Qu’est-ce à dire (ou à redire) ? Que si la corrélation entre la neutralité de la musique de fond et le fait que son médium soit l’enregistrement indique qu’ils sont en fait deux aspects complémentaires d’un même phénomène(Gould, 1990 : 347), et qu’inhérent à l’enregistrement, quoiqu’à des degrés variables, s’avère alors un tel phénomène : une telle aseptisation-expérience-environnementale-de-la-musique par l’industrie à dessein exploitée et à dessein d’exploitation, — il faut donc sauver l’enregistrement de lui-même, de ses propres impulsions. Non seulement de l’idéalisme de la philosophie de l’enregistrement, mais de ce que cette philosophie a souligné et favorisé en lui de plus malsain, c’est-à-dire sa domestication, qui entraîne et celle de l’œuvre et la nôtre. Ce qui ne veut pas dire que c’est la proximité physique avec l’œuvre qui doit être mise à distance, cette proximité qu’a permise son existence en série et qui, comme l’ont souligné Gould et Adorno, s’apparente à celle de la lecture de la partition, mais que cette proximité ne devrait pas servir de prétexte à ce que le phénomène même de l’enregistrement neutralise et environnementalise l’enregistré jusqu’à le rendre invisible — les images omniprésentes n’en sont pas —, ce que l’environnement est.

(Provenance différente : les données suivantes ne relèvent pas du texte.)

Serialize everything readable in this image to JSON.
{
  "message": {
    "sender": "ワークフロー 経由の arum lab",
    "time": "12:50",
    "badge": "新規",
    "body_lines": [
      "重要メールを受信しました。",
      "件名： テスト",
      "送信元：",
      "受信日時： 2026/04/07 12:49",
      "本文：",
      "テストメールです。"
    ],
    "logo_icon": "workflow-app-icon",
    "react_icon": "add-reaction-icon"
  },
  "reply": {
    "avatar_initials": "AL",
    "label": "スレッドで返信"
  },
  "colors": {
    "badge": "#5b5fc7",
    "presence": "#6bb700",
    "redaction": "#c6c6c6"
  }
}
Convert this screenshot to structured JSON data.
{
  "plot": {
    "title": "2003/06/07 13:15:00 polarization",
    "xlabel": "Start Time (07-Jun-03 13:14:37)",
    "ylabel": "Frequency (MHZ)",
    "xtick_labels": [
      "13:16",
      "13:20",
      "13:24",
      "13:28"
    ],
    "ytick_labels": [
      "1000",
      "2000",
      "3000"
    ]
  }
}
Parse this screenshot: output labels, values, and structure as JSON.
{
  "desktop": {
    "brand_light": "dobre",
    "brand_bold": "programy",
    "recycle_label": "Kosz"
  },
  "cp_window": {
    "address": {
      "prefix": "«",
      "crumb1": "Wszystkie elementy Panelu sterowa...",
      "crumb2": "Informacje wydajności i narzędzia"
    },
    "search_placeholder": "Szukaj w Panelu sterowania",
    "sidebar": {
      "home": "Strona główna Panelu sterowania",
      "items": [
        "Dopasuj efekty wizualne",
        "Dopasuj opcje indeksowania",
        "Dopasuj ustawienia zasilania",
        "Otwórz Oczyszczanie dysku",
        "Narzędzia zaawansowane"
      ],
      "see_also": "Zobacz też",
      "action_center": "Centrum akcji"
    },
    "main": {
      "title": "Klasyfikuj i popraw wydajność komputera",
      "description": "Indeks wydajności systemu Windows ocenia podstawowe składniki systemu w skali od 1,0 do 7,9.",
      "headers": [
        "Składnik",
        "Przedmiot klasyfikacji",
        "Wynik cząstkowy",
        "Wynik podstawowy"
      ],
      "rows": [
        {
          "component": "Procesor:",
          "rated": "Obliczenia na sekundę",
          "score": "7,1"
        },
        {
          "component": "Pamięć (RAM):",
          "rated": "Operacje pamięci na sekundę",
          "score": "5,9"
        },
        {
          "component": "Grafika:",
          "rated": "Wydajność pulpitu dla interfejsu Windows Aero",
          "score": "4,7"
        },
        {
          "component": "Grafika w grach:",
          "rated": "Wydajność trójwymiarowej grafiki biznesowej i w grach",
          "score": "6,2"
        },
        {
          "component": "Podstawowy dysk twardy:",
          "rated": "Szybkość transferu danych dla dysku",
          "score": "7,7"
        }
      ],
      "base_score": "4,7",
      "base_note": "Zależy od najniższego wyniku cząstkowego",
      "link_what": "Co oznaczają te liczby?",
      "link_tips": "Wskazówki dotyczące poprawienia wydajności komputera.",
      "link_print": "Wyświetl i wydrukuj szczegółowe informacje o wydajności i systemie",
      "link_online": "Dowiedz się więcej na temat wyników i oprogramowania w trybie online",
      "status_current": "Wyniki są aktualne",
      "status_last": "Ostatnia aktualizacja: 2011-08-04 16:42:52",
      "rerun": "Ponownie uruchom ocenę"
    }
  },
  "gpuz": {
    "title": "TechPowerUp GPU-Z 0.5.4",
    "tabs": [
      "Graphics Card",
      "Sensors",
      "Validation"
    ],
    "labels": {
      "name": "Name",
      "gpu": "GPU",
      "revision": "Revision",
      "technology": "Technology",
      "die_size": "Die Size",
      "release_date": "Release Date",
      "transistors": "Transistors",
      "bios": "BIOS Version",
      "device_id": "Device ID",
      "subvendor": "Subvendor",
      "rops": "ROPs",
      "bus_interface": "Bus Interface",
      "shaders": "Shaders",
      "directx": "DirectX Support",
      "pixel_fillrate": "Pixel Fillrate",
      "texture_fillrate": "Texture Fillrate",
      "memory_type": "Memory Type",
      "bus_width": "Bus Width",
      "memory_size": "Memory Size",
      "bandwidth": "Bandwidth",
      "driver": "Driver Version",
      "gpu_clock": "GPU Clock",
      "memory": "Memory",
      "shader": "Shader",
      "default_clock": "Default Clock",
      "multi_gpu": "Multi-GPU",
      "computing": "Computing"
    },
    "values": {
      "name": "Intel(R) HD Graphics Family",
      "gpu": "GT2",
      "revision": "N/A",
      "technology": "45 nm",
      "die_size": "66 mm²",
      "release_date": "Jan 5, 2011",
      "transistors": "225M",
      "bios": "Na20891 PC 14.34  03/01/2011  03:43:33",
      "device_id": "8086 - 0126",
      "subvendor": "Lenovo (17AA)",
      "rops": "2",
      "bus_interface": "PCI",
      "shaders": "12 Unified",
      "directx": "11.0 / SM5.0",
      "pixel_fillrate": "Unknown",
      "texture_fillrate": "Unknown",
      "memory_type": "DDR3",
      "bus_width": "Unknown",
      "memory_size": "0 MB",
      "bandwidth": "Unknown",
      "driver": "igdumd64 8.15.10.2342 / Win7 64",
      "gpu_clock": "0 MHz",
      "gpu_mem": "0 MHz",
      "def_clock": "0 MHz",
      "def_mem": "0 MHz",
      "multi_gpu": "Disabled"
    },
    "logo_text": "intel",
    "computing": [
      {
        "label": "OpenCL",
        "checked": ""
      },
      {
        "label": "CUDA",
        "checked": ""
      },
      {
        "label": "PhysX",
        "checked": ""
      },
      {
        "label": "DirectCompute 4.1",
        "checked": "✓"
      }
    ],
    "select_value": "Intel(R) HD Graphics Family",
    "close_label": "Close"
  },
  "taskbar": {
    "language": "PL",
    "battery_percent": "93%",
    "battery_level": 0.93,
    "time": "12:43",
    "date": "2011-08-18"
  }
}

Abolir ce que l’enregistré a d’aboli. Rétablir au sein de l’environnement une distance entre soi et l’image sonore : introduire un peu d’étranger dans la maison. S’opposer ainsi au narcissisme esthétique auquel contribue l’enregistrement sous la tutelle de l’industrie et de la domination. Voilà des exigences plus que pressantes et toujours à refaire. Car si, d’événementielle qu’elle était jadis à cette existence environnementale, la musique a appris à se fondre dans le décor, puis à le masquer, et ce, si bien que tout enregistrement est potentiellement musique de fond, que, la différence fondamentale entre musique sérieuse et populaire disparaissant, toute existence musicale se résorbe jusqu’à n’être plus qu’un aboli bibelot d’inanité sonore (extension, intensification de l’ensemble des œuvres blanches en série), eh bien ! cet aboli bibelot d’inanité ambiante, il faut employer toutes nos forces à le saccager, à fracturer — de façon à le désigner — le miroir qu’est sa pseudo-absence, à faire apparaître ce que l’accoutumance et sa trop grande tactilité ont fait du réel s’évanouir et ont accru à la fois, à savoir l’immonde.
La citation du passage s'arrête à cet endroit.